Danang Maulana Part 4
“Danang, hatiku sakit sekali… sakitttt sekali sampai - sampai rasanya nafasku ini sesak. Kenapa bisa kayak gini? Kamu pernah begini?”, sambil terus mencucurkan airmata kupandangi Danang yang tengah sibuk membereskan beberapa benda di lantai. Benda - benda itu beterbangan kesegala arah saat aku sedang mengamuk hebat tadi. “Teh, yang seperti itu tuh namanya patah hati. Saya pernah mengalami perasaan seperti itu, mengalaminya ketika Abah meninggal menyusul . Rasanya merasa sendirian, tak punya siapa - siapa lagi. Sakitnya bukan main…”, sekilas raut wajah Danang terlihat sangat sedih namun dia menepis kesedihannya dengan berkata, “Tapi sesakit - sakitnya saya ya Teh, belum pernah da ngelempar - lempar barang kaya gini! Untung aja tadi gelasnya kena ke perut Danang, coba kalau kena tipi… aduhhh berabe, harga tipi 90 inch kaya gini kan mahal pisan tetehh!!! Hehehe…”, dia terlihat memaksakan untuk tertawa. Aku lantas merasa tak enak akan sikapku tadi yang sepertinya berlebihan, lagipula rasanya kesedihanku ini tak serumet kesedihan Danang. “Maaf Danang, aku ngga tahu kalau masalahmu ternyata lebih ribet daripada masalahku”, kutundukkan kepalaku.
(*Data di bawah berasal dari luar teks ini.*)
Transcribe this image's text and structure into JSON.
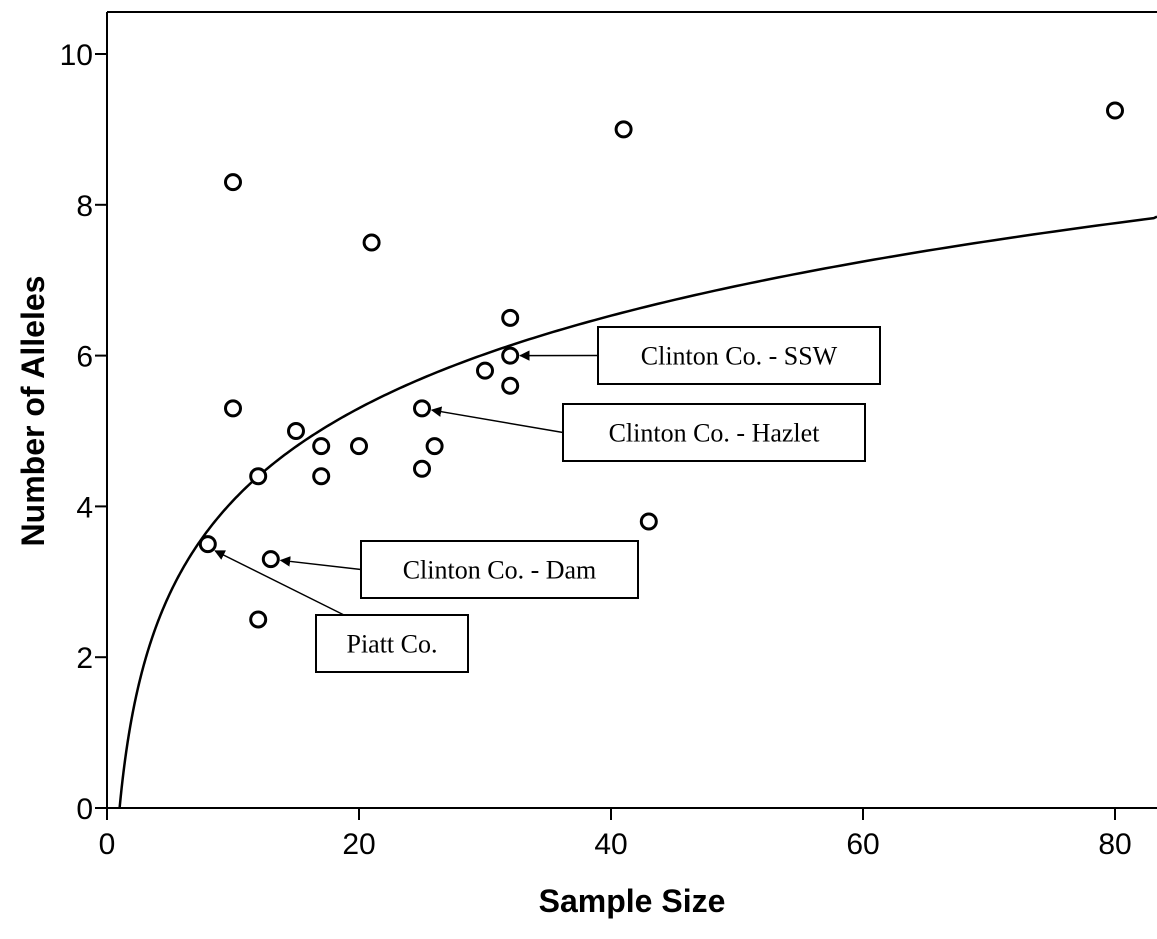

Tiba - tiba saja Danang datang menghampiriku, diraihnya kepalaku agar terangkat menatap ke arah wajahnya, “Teh, tidak ada hal yang ribet didunia ini. Yang membuatnya ribet adalah cara kita menyikapinya. Patah hati, sakit hati, kehilangan seseorang, itu hanya sebagian kecil proses yang harus kita jalani dalam kehidupan singkat seorang manusia. Nikmati saja Teh, kadang kesakitan adalah jembatan yang baik untuk kita menyebrangi tingkat kedewasaan…”, matanya terlihat sangat hangat… senyumnya terlihat sangat tulus menatapku. Air mataku kembali berjatuhan, “Astaga Danang, seumur hidupku baru kali ini kudengar kata - kata begitu indah seperti barusan. Aku ngga pernah nyangka kamu bakal ngomong kaya gitu, belajar dari mana sih?”. Danang tertawa ringan, “Itu omongan nini saya yang ditranslate ke bahasa indonesia Teh. Yang pinter tuh ya nini saya, saya mah gini aja lah… karung goni… hahahaha”. Kami tertawa lepas setelahnya, karenanya kini aku bisa sedikit lupa pada kejadian pagi tadi. Bayangan tentang Pierre sedikit terhapus dalam ingatanku, aku bahagia memiliki seorang sahabat yang selalu bisa mengerti bagaimana cara berbicara denganku, bahkan dia mengerti bagaimana membuatku tenang.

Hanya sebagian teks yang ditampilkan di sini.